One of the core plots for our current work-in-progress, Bitlather Chronicles: Echo Chamber Heist, revolves around a mechanical computer conceived by Charles Babbage in the nineteenth century. It’s too soon to talk about our plot, but I’ve relied on two videos today to help me write realistic details into our chapter, The Mountain Engine.

Here’s a seven minute video that describes Charles Babbage’s Analytical Engine:

 

 

What the Difference Engine looked and sounded like:

 

 

The engine wasn’t built. According to this article on Wikipedia about the Difference Engine, the project failed because Babbage had a mindset that still causes software engineering projects to fail today:

In 1823, the British government gave Babbage £1,700 to start work on the project.

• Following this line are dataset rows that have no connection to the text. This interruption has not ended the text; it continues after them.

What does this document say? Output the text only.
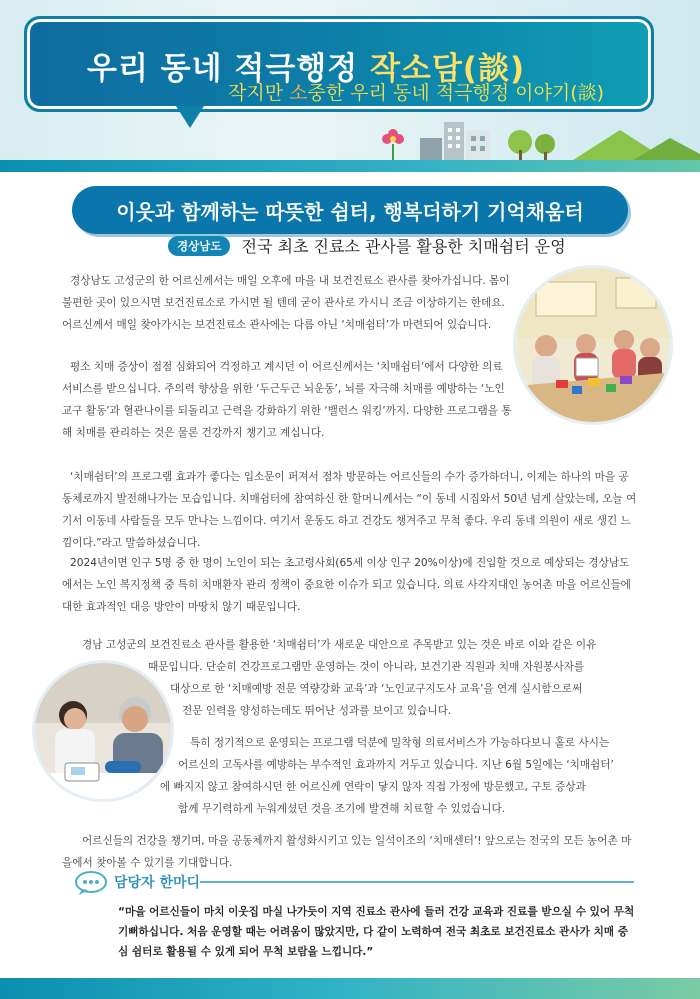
우리 동네 적극행정 작소담(談)
작지만 소중한 우리 동네 적극행정 이야기(談)
이웃과 함께하는 따뜻한 쉼터, 행복더하기 기억채움터
경상남도 전국 최초 진료소 관사를 활용한 치매쉼터 운영

경상남도 고성군의 한 어르신께서는 매일 오후에 마을 내 보건진료소 관사를 찾아가십니다. 몸이 불편한 곳이 있으시면 보건진료소로 가시면 될 텐데 굳이 관사로 가시니 조금 이상하기는 한데요. 어르신께서 매일 찾아가시는 보건진료소 관사에는 다름 아닌 ‘치매쉼터’가 마련되어 있습니다.

평소 치매 증상이 점점 심화되어 걱정하고 계시던 이 어르신께서는 ‘치매쉼터’에서 다양한 의료서비스를 받으십니다. 주의력 향상을 위한 ‘두근두근 뇌운동’, 뇌를 자극해 치매를 예방하는 ‘노인교구 활동’과 혈관나이를 되돌리고 근력을 강화하기 위한 ‘밸런스 워킹’까지. 다양한 프로그램을 통해 치매를 관리하는 것은 물론 건강까지 챙기고 계십니다.

‘치매쉼터’의 프로그램 효과가 좋다는 입소문이 퍼져서 점차 방문하는 어르신들의 수가 증가하더니, 이제는 하나의 마을 공동체로까지 발전해나가는 모습입니다. 치매쉼터에 참여하신 한 할머니께서는 “이 동네 시집와서 50년 넘게 살았는데, 오늘 여기서 이동네 사람들을 모두 만나는 느낌이다. 여기서 운동도 하고 건강도 챙겨주고 무척 좋다. 우리 동네 의원이 새로 생긴 느낌이다.”라고 말씀하셨습니다.

2024년이면 인구 5명 중 한 명이 노인이 되는 초고령사회(65세 이상 인구 20%이상)에 진입할 것으로 예상되는 경상남도에서는 노인 복지정책 중 특히 치매환자 관리 정책이 중요한 이슈가 되고 있습니다. 의료 사각지대인 농어촌 마을 어르신들에 대한 효과적인 대응 방안이 마땅치 않기 때문입니다.

경남 고성군의 보건진료소 관사를 활용한 ‘치매쉼터’가 새로운 대안으로 주목받고 있는 것은 바로 이와 같은 이유

때문입니다. 단순히 건강프로그램만 운영하는 것이 아니라, 보건기관 직원과 치매 자원봉사자를

대상으로 한 ‘치매예방 전문 역량강화 교육’과 ‘노인교구지도사 교육’을 연계 실시함으로써

전문 인력을 양성하는데도 뛰어난 성과를 보이고 있습니다.

특히 정기적으로 운영되는 프로그램 덕분에 밀착형 의료서비스가 가능하다보니 홀로 사시는

어르신의 고독사를 예방하는 부수적인 효과까지 거두고 있습니다. 지난 6월 5일에는 ‘치매쉼터’

에 빠지지 않고 참여하시던 한 어르신께 연락이 닿지 않자 직접 가정에 방문했고, 구토 증상과

함께 무기력하게 누워계셨던 것을 조기에 발견해 치료할 수 있었습니다.

어르신들의 건강을 챙기며, 마을 공동체까지 활성화시키고 있는 일석이조의 ‘치매센터’! 앞으로는 전국의 모든 농어촌 마을에서 찾아볼 수 있기를 기대합니다.

담당자 한마디

“마을 어르신들이 마치 이웃집 마실 나가듯이 지역 진료소 관사에 들러 건강 교육과 진료를 받으실 수 있어 무척 기뻐하십니다. 처음 운영할 때는 어려움이 많았지만, 다 같이 노력하여 전국 최초로 보건진료소 관사가 치매 중심 쉼터로 활용될 수 있게 되어 무척 보람을 느낍니다.”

Although Babbage's design was technically feasible, no one had built a mechanical device to such exacting standards before, so the engine proved to be much more expensive than anticipated. By the time the government killed the project in 1842, they had given Babbage over £17,000, without receiving a working engine. What Babbage did not, or was unwilling to, recognize was that the government was interested in economically produced tables, not the engine itself. The other issue that undermined the government’s confidence in the difference engine was Babbage had moved on to an analytical engine. By developing something better, Babbage had rendered the difference engine useless in the eyes of the government.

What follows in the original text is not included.